Implementation of a Recurrent Neural Network from Scratch

https://en.diveintodeeplearning.org/chapter_recurrent-neural-networks/rnn-scratch.html

While it will be clear to the observant reader, it could confuse some people as to why we need a separate init_rnn_state() function.

Let us assume that the first input to the RNN is called X_1 and the first output created by the RNN is called y_1.

Consider the general equation:

\mathbf{H}_t = \phi(\mathbf{X}_t \mathbf{W}_{xh} + \mathbf{H}_{t-1} \mathbf{W}_{hh} + \mathbf{b}_h)

Since t=1, we have:

\mathbf{H}_1 = \phi(\mathbf{X}_1 \mathbf{W}_{xh} + \mathbf{H}_{0} \mathbf{W}_{hh} + \mathbf{b}_h).

Now what is this H_0. This is a state which MUST be present even before RNN starts processing the first input. Hence for the code to work, it is very important that we initialise this.

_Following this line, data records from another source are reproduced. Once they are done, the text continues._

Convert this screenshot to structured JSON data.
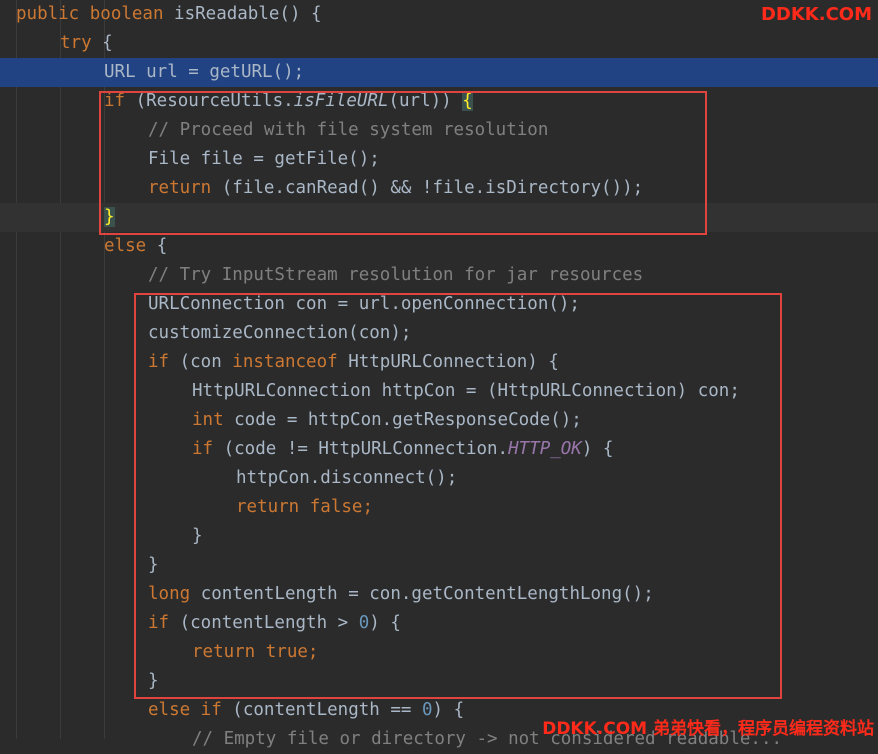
{
  "watermark": {
    "top": "DDKK.COM",
    "bottom": "DDKK.COM 弟弟快看，程序员编程资料站"
  },
  "code": {
    "l1_kw": "public boolean ",
    "l1_rest": "isReadable() {",
    "l2_kw": "try",
    "l2_rest": " {",
    "l3": "URL url = getURL();",
    "l4_kw": "if",
    "l4_a": " (ResourceUtils.",
    "l4_method": "isFileURL",
    "l4_b": "(url)) ",
    "l4_brace": "{",
    "l5": "// Proceed with file system resolution",
    "l6": "File file = getFile();",
    "l7_kw": "return",
    "l7_rest": " (file.canRead() && !file.isDirectory());",
    "l8_brace": "}",
    "l9_kw": "else",
    "l9_rest": " {",
    "l10": "// Try InputStream resolution for jar resources",
    "l11": "URLConnection con = url.openConnection();",
    "l12": "customizeConnection(con);",
    "l13_kw": "if",
    "l13_a": " (con ",
    "l13_kw2": "instanceof",
    "l13_b": " HttpURLConnection) {",
    "l14": "HttpURLConnection httpCon = (HttpURLConnection) con;",
    "l15_kw": "int",
    "l15_rest": " code = httpCon.getResponseCode();",
    "l16_kw": "if",
    "l16_a": " (code != HttpURLConnection.",
    "l16_const": "HTTP_OK",
    "l16_b": ") {",
    "l17": "httpCon.disconnect();",
    "l18_kw": "return false",
    "l18_rest": ";",
    "l19": "}",
    "l20": "}",
    "l21_kw": "long",
    "l21_rest": " contentLength = con.getContentLengthLong();",
    "l22_kw": "if",
    "l22_a": " (contentLength > ",
    "l22_num": "0",
    "l22_b": ") {",
    "l23_kw": "return true",
    "l23_rest": ";",
    "l24": "}",
    "l25_kw": "else if",
    "l25_a": " (contentLength == ",
    "l25_num": "0",
    "l25_b": ") {",
    "l26": "// Empty file or directory -> not considered readable..."
  },
  "colors": {
    "background": "#2b2b2b",
    "selection": "#214283",
    "keyword": "#cc7832",
    "comment": "#808080",
    "number": "#6897bb",
    "constant": "#9876aa",
    "highlight_box": "#e0443e",
    "watermark": "#ff2a1a"
  }
}
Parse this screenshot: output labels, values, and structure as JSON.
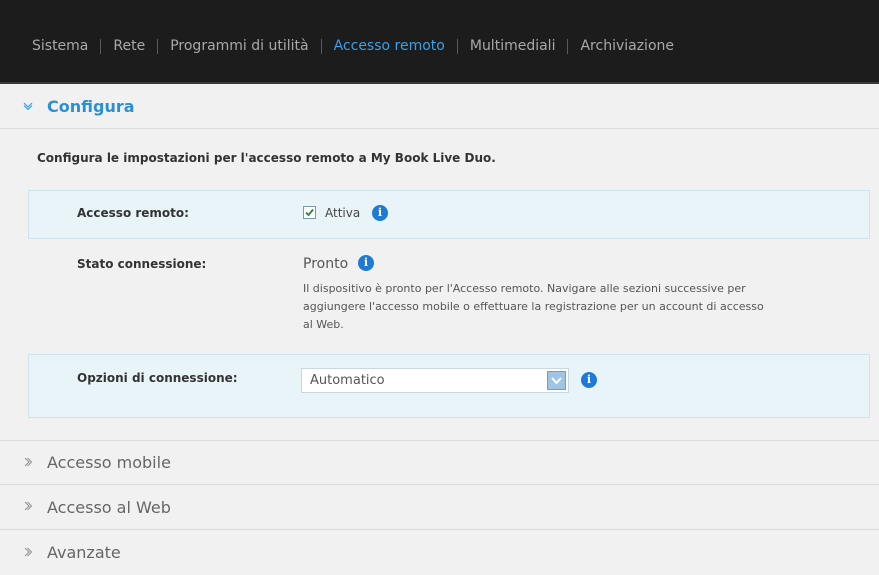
{
  "nav": {
    "tabs": [
      {
        "label": "Sistema"
      },
      {
        "label": "Rete"
      },
      {
        "label": "Programmi di utilità"
      },
      {
        "label": "Accesso remoto"
      },
      {
        "label": "Multimediali"
      },
      {
        "label": "Archiviazione"
      }
    ],
    "active": "Accesso remoto"
  },
  "configura": {
    "title": "Configura",
    "description": "Configura le impostazioni per l'accesso remoto a My Book Live Duo.",
    "remote_access": {
      "label": "Accesso remoto:",
      "checkbox_label": "Attiva",
      "checked": true
    },
    "connection_status": {
      "label": "Stato connessione:",
      "value": "Pronto",
      "detail_lines": [
        "Il dispositivo è pronto per l'Accesso remoto. Navigare alle sezioni successive per",
        "aggiungere l'accesso mobile o effettuare la registrazione per un account di accesso",
        "al Web."
      ]
    },
    "connection_options": {
      "label": "Opzioni di connessione:",
      "selected": "Automatico"
    }
  },
  "collapsed_sections": [
    {
      "title": "Accesso mobile"
    },
    {
      "title": "Accesso al Web"
    },
    {
      "title": "Avanzate"
    }
  ],
  "colors": {
    "nav_bg": "#1c1c1c",
    "nav_active": "#3aa0e8",
    "accent": "#2b8fd6",
    "info_icon": "#1f7ad6",
    "highlight_row": "#e9f4f9"
  },
  "icons": {
    "expanded": "chevron-down-icon",
    "collapsed": "chevron-right-icon",
    "info": "info-icon",
    "check": "checkmark-icon",
    "dropdown": "dropdown-arrow-icon"
  }
}
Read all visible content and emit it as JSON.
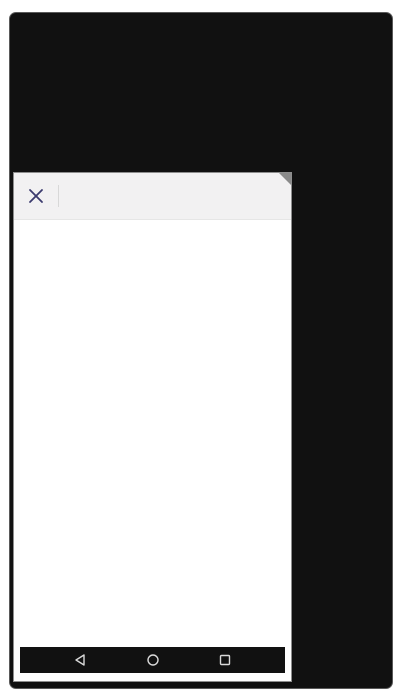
{
  "device": {
    "frame_color": "#111111",
    "window_background": "#ffffff",
    "toolbar_background": "#f2f1f2",
    "accent_color": "#3b3a6e"
  },
  "toolbar": {
    "close_icon": "close-icon"
  },
  "nav_bar": {
    "background": "#111111",
    "buttons": [
      "back-icon",
      "home-icon",
      "recents-icon"
    ]
  }
}
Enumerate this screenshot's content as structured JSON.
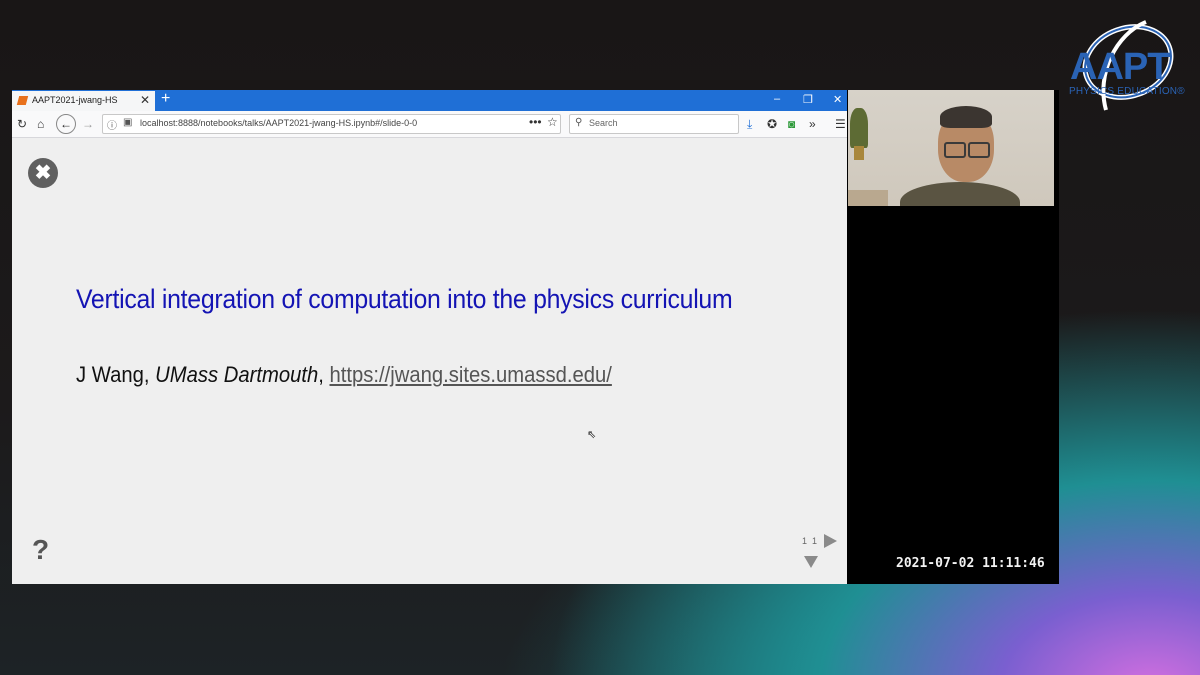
{
  "logo": {
    "text": "AAPT",
    "subtitle": "PHYSICS EDUCATION®",
    "color": "#2a63b5"
  },
  "browser": {
    "tab_title": "AAPT2021-jwang-HS",
    "tab_close": "✕",
    "new_tab": "+",
    "window_buttons": {
      "minimize": "–",
      "restore": "❐",
      "close": "✕"
    },
    "url": "localhost:8888/notebooks/talks/AAPT2021-jwang-HS.ipynb#/slide-0-0",
    "search_placeholder": "Search",
    "accent": "#1f6fd6"
  },
  "slide": {
    "title": "Vertical integration of computation into the physics curriculum",
    "author": "J Wang",
    "separator1": ", ",
    "affiliation": "UMass Dartmouth",
    "separator2": ", ",
    "link": "https://jwang.sites.umassd.edu/",
    "help": "?",
    "close_symbol": "✖",
    "pager_left": "1",
    "pager_right": "1",
    "title_color": "#1414b4"
  },
  "video": {
    "timestamp": "2021-07-02  11:11:46"
  }
}
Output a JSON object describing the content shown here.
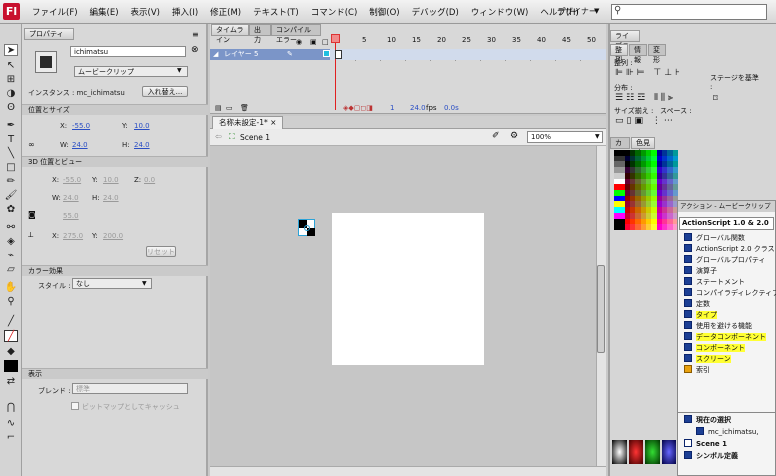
{
  "app": {
    "logo": "Fl",
    "menus": [
      "ファイル(F)",
      "編集(E)",
      "表示(V)",
      "挿入(I)",
      "修正(M)",
      "テキスト(T)",
      "コマンド(C)",
      "制御(O)",
      "デバッグ(D)",
      "ウィンドウ(W)",
      "ヘルプ(H)"
    ],
    "workspace": "デザイナー"
  },
  "properties": {
    "tab": "プロパティ",
    "instance_name": "ichimatsu",
    "symbol_type": "ムービークリップ",
    "instance_label": "インスタンス : mc_ichimatsu",
    "swap_button": "入れ替え...",
    "pos_size_header": "位置とサイズ",
    "x_label": "X:",
    "x": "-55.0",
    "y_label": "Y:",
    "y": "10.0",
    "w_label": "W:",
    "w": "24.0",
    "h_label": "H:",
    "h": "24.0",
    "view3d_header": "3D 位置とビュー",
    "x3d": "-55.0",
    "y3d": "10.0",
    "z_label": "Z:",
    "z3d": "0.0",
    "w3d": "24.0",
    "h3d": "24.0",
    "perspective": "55.0",
    "vx": "275.0",
    "vy": "200.0",
    "reset_button": "リセット",
    "color_effect_header": "カラー効果",
    "style_label": "スタイル :",
    "style_value": "なし",
    "display_header": "表示",
    "blend_label": "ブレンド :",
    "blend_value": "標準",
    "cache_label": "ビットマップとしてキャッシュ"
  },
  "timeline": {
    "tabs": [
      "タイムライン",
      "出力",
      "コンパイルエラー"
    ],
    "frame_numbers": [
      "5",
      "10",
      "15",
      "20",
      "25",
      "30",
      "35",
      "40",
      "45",
      "50"
    ],
    "layer_name": "レイヤー 5",
    "current_frame": "1",
    "fps": "24.0",
    "fps_unit": "fps",
    "time": "0.0s"
  },
  "document": {
    "tab": "名称未設定-1*",
    "scene": "Scene 1",
    "zoom": "100%"
  },
  "library": {
    "tab": "ライブラリ",
    "align_tabs": [
      "整列",
      "情報",
      "変形"
    ],
    "align": "整列 :",
    "distribute": "分布 :",
    "match_size": "サイズ揃え :",
    "space": "スペース :",
    "to_stage": "ステージを基準 :",
    "color_tabs": [
      "カラー",
      "色見本"
    ]
  },
  "actions": {
    "title": "アクション - ムービークリップ",
    "version": "ActionScript 1.0 & 2.0",
    "items": [
      {
        "label": "グローバル関数",
        "hl": false
      },
      {
        "label": "ActionScript 2.0 クラス",
        "hl": false
      },
      {
        "label": "グローバルプロパティ",
        "hl": false
      },
      {
        "label": "演算子",
        "hl": false
      },
      {
        "label": "ステートメント",
        "hl": false
      },
      {
        "label": "コンパイラディレクティブ",
        "hl": false
      },
      {
        "label": "定数",
        "hl": false
      },
      {
        "label": "タイプ",
        "hl": true
      },
      {
        "label": "使用を避ける機能",
        "hl": false
      },
      {
        "label": "データコンポーネント",
        "hl": true
      },
      {
        "label": "コンポーネント",
        "hl": true
      },
      {
        "label": "スクリーン",
        "hl": true
      },
      {
        "label": "索引",
        "hl": false
      }
    ],
    "tree": [
      "現在の選択",
      "mc_ichimatsu,",
      "Scene 1",
      "シンボル定義"
    ]
  }
}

Even if we choose to initialise this to 0, we have to make sure that the dimensions of this matrix are such that the above equations holds true.

If you look closely, you will realise that the dimensions of any H_t is in reality \text{batch_size} \times \text{num_hidden_units}

Since batch_size is not static at the time of creating the network, we need to initialise this H_0 vector at runtime and hence the need for a separate function.